George Soros is one of the best securities analysts to ever live. But he doesn't accept even the idea of that title.

"I am not a professional security analyst," he said in a 2007 interview. "I would rather call myself an insecurity analyst."

Soros is obsessed with being wrong, and how he can correct it. It's one of the rarest skills. Successful investing has less to do with scoring big wins than it does avoiding costly mistakes. Swapping out "conviction that I'm right" with "acceptance that I'm probably wrong" is the best way to embrace your fallibility and correct mistakes. Soros explained:

To others, being wrong is a source of shame; to me, recognizing my mistakes is a source of pride. Once we realize that imperfect understanding is the human condition, there is no shame in being wrong, only in failing to correct our mistakes.

Doing this is easier said than done, which is why the club of investors with a $25 billion net worth is rather exclusive.

But anyone looking to improve their decision-making should start with the idea that correcting and avoiding mistakes means admitting you're often wrong. And the best way to see how wrong you might be is to embrace your enemies – those people who disagree with your beliefs.

Jonathan Baron, a psychologist at the University of Pennsylvania, has a theory I love called Active Open-Mindedness. Most of us want to be open-minded, as in considering alternative ideas you happen to come across. Active open-mindedness takes it a step further. It's going out of your way to track down ideas you disagree with and studying them with more passion than you do your own theories.

Baron tests active open-mindedness by gauging people's responses to statements like:

Changing your mind is a sign of weakness.

People should take into consideration evidence that goes against their beliefs.

It is more useful to pay attention to those who disagree with you than to pay attention to those who agree.

It is important to persevere in your beliefs even when evidence is brought to bear against them.

What makes active open-mindedness so powerful is a mix of two realties. One is that something as large as the global economy or the stock market is infinitely complicated. There's no way you can know everything, or even a small fraction of everything. The other is that our ability to concoct a convincing story in our heads is stronger than our ability to objectively analyze facts. The intersection of these two is a cognitively lethal mix of finding one jigsaw piece and convincing yourself not only that you've solved the whole puzzle, but that it's a beautiful picture no one else has seen.

Jason Zweig of The Wall Street Journal explained this well in a recent interview:

Often people have a very strong, powerful intuition that, 'I know something that the market is missing. Other people are wrong; they don't get it.' ... But the big picture, and the much more subtle observation, is, you don't know what the other people know, because you're only in your own head. You can't get into their heads. In the United States there are at least 100 million of these other people.
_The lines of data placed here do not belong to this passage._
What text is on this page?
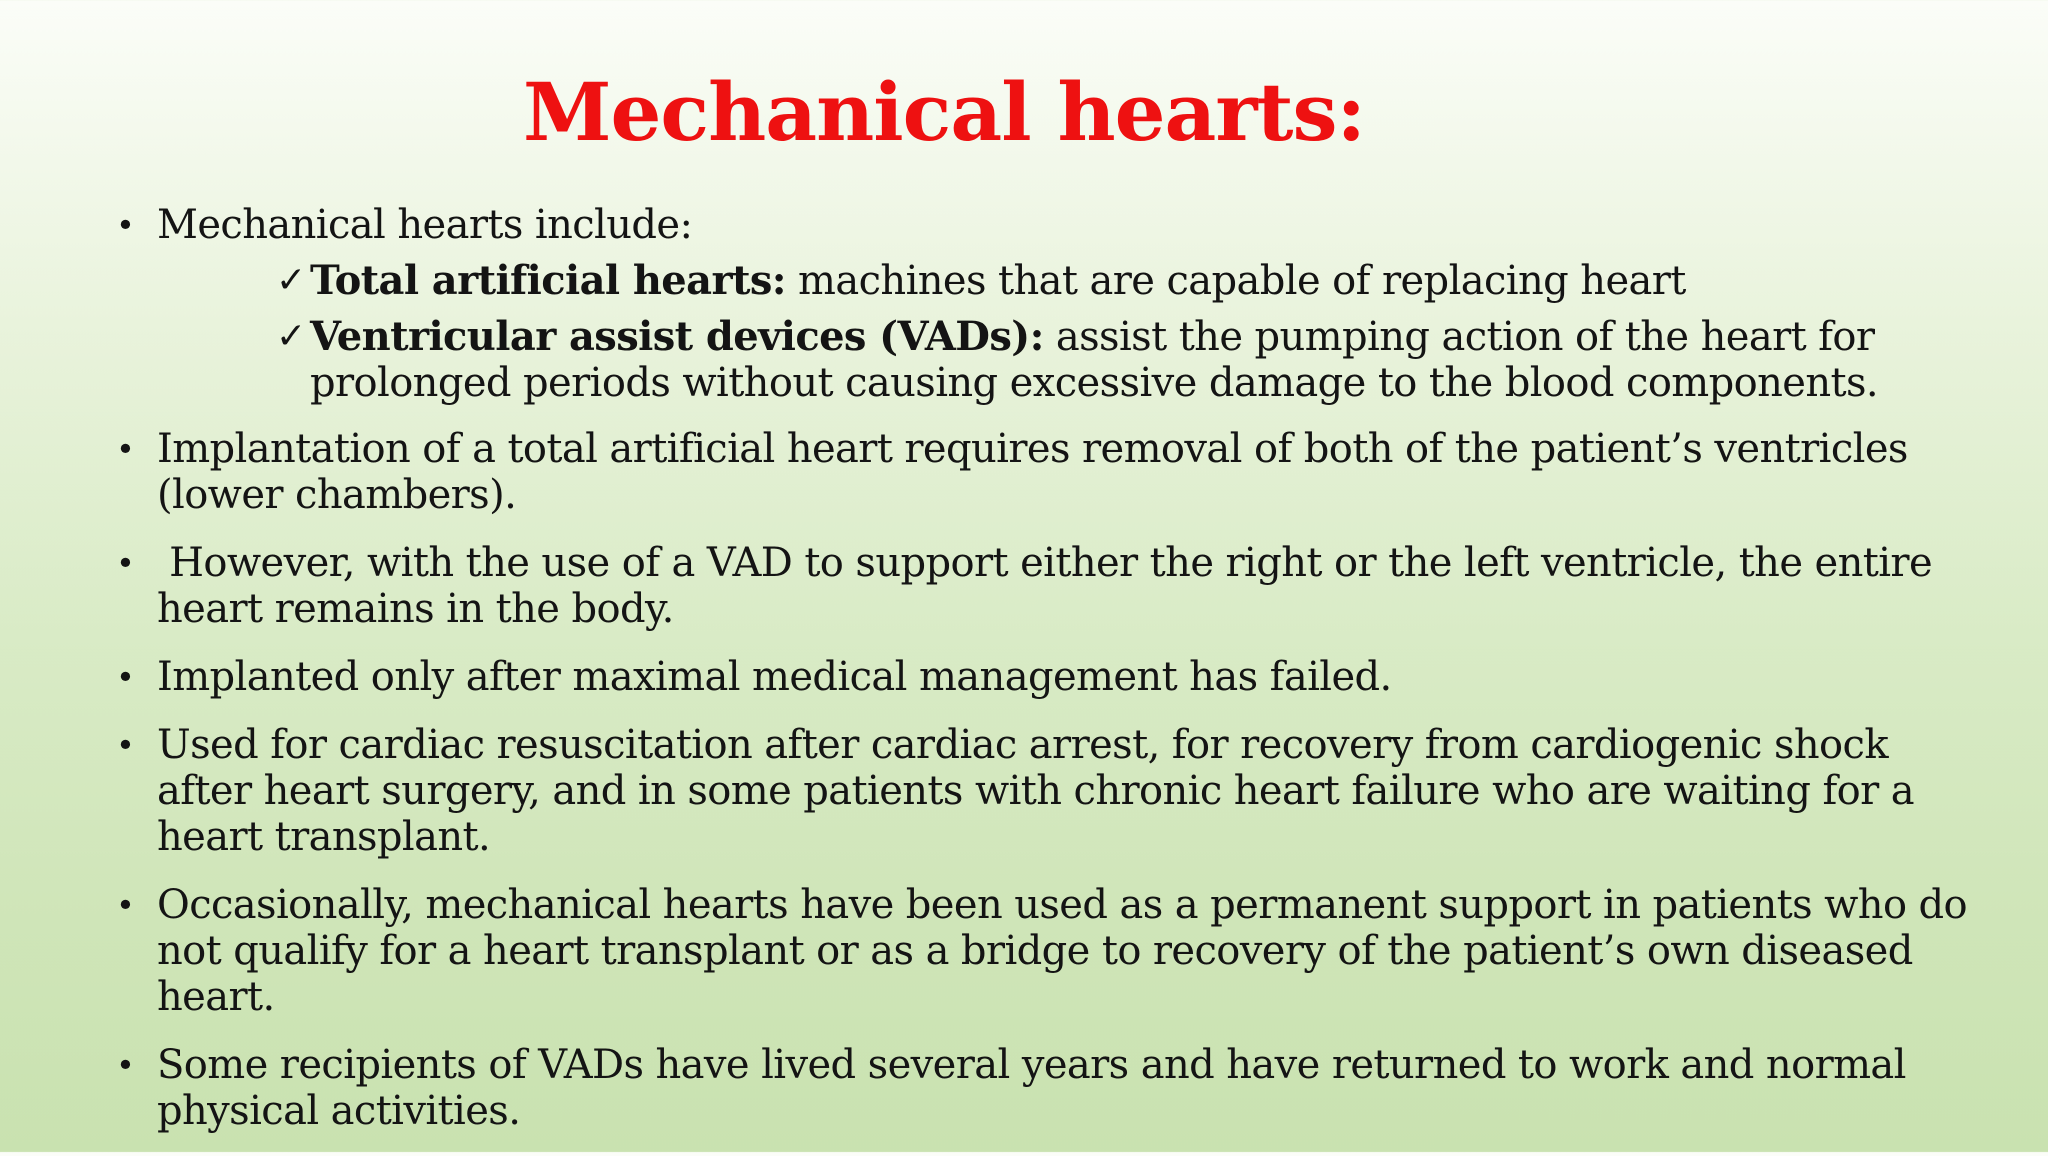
Mechanical hearts:
• Mechanical hearts include:
✓ Total artificial hearts: machines that are capable of replacing heart
✓ Ventricular assist devices (VADs): assist the pumping action of the heart for prolonged periods without causing excessive damage to the blood components.
• Implantation of a total artificial heart requires removal of both of the patient’s ventricles (lower chambers).
• However, with the use of a VAD to support either the right or the left ventricle, the entire heart remains in the body.
• Implanted only after maximal medical management has failed.
• Used for cardiac resuscitation after cardiac arrest, for recovery from cardiogenic shock after heart surgery, and in some patients with chronic heart failure who are waiting for a heart transplant.
• Occasionally, mechanical hearts have been used as a permanent support in patients who do not qualify for a heart transplant or as a bridge to recovery of the patient’s own diseased heart.
• Some recipients of VADs have lived several years and have returned to work and normal physical activities.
The notion that you could possibly have insight into what's going on in all of their minds is a little silly.

It's completely silly, I think. But for anyone trying to make decisions about investments – and I think this applies to a lot of things in life – you can improve your process by going out of your way to collect and understand as many pieces of the puzzle as possible. You'll never collect them all, but since you already understand your own views, you'll get closer to the full picture if you willingly find, study, and understand the views of people who disagree with you. At worst, you confidently rebut these alternative views. More often, if you're honest with yourself, you'll realize that your initial observations were incomplete, out of context, maybe even wrong. Suddenly, boom, you're closer to the truth. And isn't that your goal?

Baron has a four-step process to encourage active open-mindedness:

  1. Explain your question and why it is important.
  2. Present the most obvious answer or answers.
  3. Consider less obvious alternatives, or objections to the obvious answers.
  4. Rebut the criticisms, or explain how the original answers can be modified to deal with them.

My rule of thumb is the more confident you are in an idea, the more accurately you should be able to state and rebut the opposing view. It's amazing how much trouble this model can keep you out of.